Rouhani menegaskan bahwa Trump tahu persis berperang dengan Iran akan merugikan peluangnya memenangkan pemilu presiden 2020 ini.

Pemimpin Iran itu menyebut, perang akan merugikan kepentingan AS dan kepentingan sekutu di kawasan, serta Iran.

"Saya pikir Amerika tidak akan memulai perang karena mereka tahu hal itu akan merugikan mereka," ujar Rouhani dalam konferensi pers, seperti dilaporkan Associated Press, Senin (17/2/2020).

Dia menuturkan, negara-negara Teluk Persia seperti Uni Emirat Arab, Bahrain, dan Qatar akan paling banyak menderita kerugian jika konflik antara Iran dan AS bergulir menjadi perang.

Iran dan AS hampir terlibat konflik terbuka Januari lalu ketika sebuah pesawat drone Amerika membunuh panglima pasukan elit Iran, Qassem Soleimani, di luar Baghdad, Irak.

Iran membalas dengan meluncurkan serangkaian serangan rudal terhadap pangkalan militer AS di Irak.

Ketegangan terus memuncak sejak Trump menarik AS mundur dari perjanjian nuklir yang disepakati dengan Iran dan empat negara adidaya lain pada 2015 lalu, dan memberlakukan kembali sanksi ekonomi yang melumpuhkan Iran.

Rouhani menggarisbawahi bahwa AS seharusnya mengembalikan perjanjian nuklir itu jika ingin Iran kembali ke meja perundingan.

"Kita pada akhirnya suatu hari nanti akan dapat memaksa musuh kembali ke meja perundingan seperti sebelumnya," ujar Rouhani, merujuk pada Amerika.

Rouhani juga mendorong warga Iran memberikan suara dalam pemilu parlemen Jumat (21/2/2020) mendatang, sebagai pembangkangan terhadap Amerika.

"Amerika tidak senang dengan jumlah pemilih yang tinggi," ujarnya.

"Tentunya mereka (Amerika) akan senang jika tingkat partisipasi dalam pemilu parlemen rendah."

Pemilu parlemen Iran dipandang sebagai ujian atas popularitas kelompok Rouhani, yang relatif moderat dan pro-reformasi.

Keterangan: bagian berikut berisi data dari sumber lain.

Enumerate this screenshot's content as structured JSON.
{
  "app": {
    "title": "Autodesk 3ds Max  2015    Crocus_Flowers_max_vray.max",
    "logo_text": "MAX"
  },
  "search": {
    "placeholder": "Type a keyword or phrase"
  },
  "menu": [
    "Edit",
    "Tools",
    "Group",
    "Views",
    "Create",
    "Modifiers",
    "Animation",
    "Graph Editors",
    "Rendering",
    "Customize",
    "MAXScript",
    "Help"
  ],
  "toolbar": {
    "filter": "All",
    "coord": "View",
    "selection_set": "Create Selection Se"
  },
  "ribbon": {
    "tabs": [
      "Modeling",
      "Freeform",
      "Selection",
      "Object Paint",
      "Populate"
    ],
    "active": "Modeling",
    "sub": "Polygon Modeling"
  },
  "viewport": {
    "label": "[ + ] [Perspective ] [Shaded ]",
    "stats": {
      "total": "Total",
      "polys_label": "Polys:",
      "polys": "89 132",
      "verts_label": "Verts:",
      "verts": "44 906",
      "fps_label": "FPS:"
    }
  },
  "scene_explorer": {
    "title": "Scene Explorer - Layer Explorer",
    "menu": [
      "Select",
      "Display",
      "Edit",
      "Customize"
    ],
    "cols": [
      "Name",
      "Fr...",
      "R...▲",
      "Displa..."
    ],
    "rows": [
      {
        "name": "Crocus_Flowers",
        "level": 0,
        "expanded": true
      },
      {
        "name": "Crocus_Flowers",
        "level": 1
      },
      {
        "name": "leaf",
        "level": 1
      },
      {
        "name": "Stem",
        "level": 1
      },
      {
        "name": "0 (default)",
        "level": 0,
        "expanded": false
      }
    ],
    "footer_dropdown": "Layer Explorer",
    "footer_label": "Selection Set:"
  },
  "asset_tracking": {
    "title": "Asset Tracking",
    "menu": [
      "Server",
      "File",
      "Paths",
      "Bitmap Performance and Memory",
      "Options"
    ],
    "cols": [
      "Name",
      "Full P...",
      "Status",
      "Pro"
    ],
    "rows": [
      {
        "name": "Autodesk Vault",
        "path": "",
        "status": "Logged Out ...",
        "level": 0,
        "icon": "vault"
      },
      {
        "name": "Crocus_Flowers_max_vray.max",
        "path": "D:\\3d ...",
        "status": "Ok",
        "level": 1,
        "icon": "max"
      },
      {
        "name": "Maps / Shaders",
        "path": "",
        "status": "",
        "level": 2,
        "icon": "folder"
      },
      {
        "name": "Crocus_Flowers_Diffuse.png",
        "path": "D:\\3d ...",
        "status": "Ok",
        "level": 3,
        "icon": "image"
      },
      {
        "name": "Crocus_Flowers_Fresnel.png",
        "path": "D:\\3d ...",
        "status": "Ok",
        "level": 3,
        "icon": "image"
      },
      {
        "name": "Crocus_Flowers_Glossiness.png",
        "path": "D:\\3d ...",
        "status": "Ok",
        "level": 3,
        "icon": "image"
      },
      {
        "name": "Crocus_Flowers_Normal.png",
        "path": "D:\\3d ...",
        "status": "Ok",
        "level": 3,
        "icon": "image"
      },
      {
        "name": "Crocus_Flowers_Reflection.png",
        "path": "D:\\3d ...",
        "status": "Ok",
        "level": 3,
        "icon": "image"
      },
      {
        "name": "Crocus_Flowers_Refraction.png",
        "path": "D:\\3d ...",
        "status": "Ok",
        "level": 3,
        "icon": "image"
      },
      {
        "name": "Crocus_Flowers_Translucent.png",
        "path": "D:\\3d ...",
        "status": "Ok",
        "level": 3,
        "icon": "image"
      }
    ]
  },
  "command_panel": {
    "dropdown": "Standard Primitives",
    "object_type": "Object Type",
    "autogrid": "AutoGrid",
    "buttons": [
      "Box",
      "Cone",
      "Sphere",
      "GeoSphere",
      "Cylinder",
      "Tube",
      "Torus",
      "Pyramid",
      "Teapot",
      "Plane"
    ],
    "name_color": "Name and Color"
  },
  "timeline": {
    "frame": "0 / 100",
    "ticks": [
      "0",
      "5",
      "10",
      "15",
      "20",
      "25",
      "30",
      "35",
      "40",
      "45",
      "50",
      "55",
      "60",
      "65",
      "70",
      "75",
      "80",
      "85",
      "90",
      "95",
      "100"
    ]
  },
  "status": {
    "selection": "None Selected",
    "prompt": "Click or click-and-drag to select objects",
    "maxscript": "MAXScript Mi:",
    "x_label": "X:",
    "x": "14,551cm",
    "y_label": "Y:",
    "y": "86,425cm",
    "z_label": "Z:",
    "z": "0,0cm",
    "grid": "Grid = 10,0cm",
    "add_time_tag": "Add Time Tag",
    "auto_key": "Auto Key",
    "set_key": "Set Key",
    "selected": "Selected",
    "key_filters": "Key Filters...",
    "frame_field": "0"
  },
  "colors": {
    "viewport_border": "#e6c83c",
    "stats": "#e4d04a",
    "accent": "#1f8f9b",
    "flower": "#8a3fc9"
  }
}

Namun demikian, pemerintahan Rouhani masih berupaya keras memenuhi janji-janji kampanyenya, yaitu memulihkan tingkat kehidupan rakyat ketika perekonomian negara itu terpukul akibat sanksi-sanksi ekonomi AS.

Otoritas Iran juga melarang ribuan kandidat parlemen mencalonkan diri, terutama dari kelompok reformis dan moderat.

Pemilu parlemen Jumat besok dapat memperkuat kelompok garis keras Iran, yang berhasil melakukan konfrontasi dengan Barat.